A compassionate border: hospitality and the asylum procedure.  
Maja Hertoghs (Erasmus University Rotterdam)

Paper short abstract:

Based on an ethnographic study of the asylum process I argue that a liberal humanist compassion for ‘the refugee’ is translated into a set of legal practices performed in a detention centre for ‘asylum seekers’. I focus on practices of conditional entrance and on the enactments of a national border.

Paper long abstract:

This paper is part of an ongoing ethnographic study of the Dutch asylum process. Asylum practices revolve, for an important part, around separating the 'deserving refugee' from the 'undeserving non-refugee'. I explore how expert practices, the sites and objects of the asylum procedure form a (national) border performance and performativity and, consequently, work to produce specific imaginaries of national belonging.
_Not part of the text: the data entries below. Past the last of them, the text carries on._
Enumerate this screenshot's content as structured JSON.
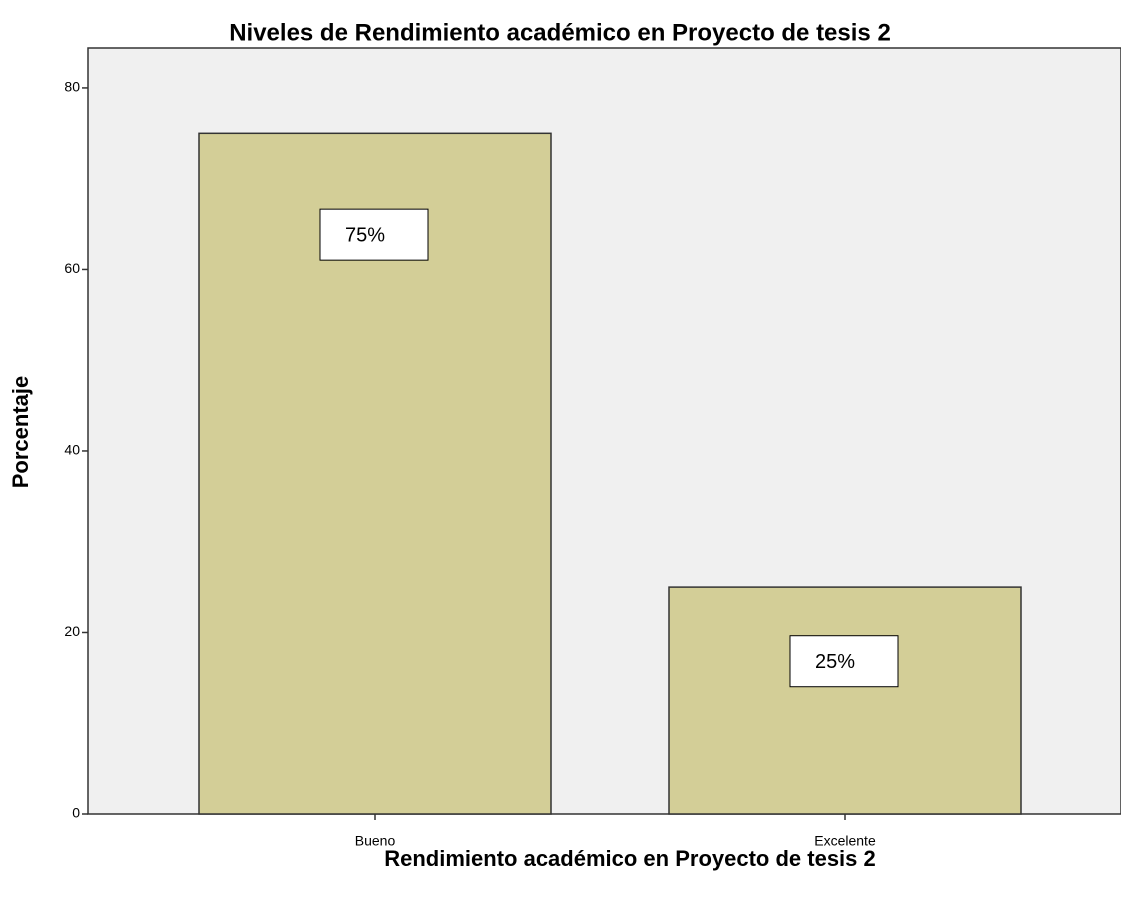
{
  "chart_data": {
    "type": "bar",
    "title": "Niveles de Rendimiento académico en Proyecto de tesis 2",
    "x_label": "Rendimiento académico en Proyecto de tesis 2",
    "y_label": "Porcentaje",
    "categories": [
      "Bueno",
      "Excelente"
    ],
    "values": [
      75,
      25
    ],
    "value_labels": [
      "75%",
      "25%"
    ],
    "color": "#d3ce97",
    "ylim": [
      0,
      84.4
    ],
    "yticks": [
      0,
      20,
      40,
      60,
      80
    ],
    "grid": false
  }
}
With this paper I focus on the effort and time spent before an official asylum decision is made: on the work of persons applying for asylum to convince immigration officials and asylum lawyers of their deservingness, and on the work of lawyers and IND officers to legally deliberate over a person's deservingness. The paper argues that a category of (liberal, humanist) 'compassion' -for the refugee- is translated into a strict set of legal practices and routines performed in a detention centre for 'asylum seekers'. Compassion forms a condition of entrance, of hospitality and, importantly, compassion itself becomes a highly conditional 'mould' of deservingness, one to fit or fail. The paper zooms in on how the legal form of refugee is practiced, performed, recognized, suspended, suspected, and, in the end, decided over. With that I argue that a rationalized form of compassion opens up two possibilities, one of 'welcome' and one of 'unwelcome', of a harsh non-hospitality. I argue that conditional compassion and its selective 'welcoming' produce a continuously repeated national border: a border shouldered by a detention centre, embodied by asylum applicants, and enacted by its bureaucrats and legal 'experts'.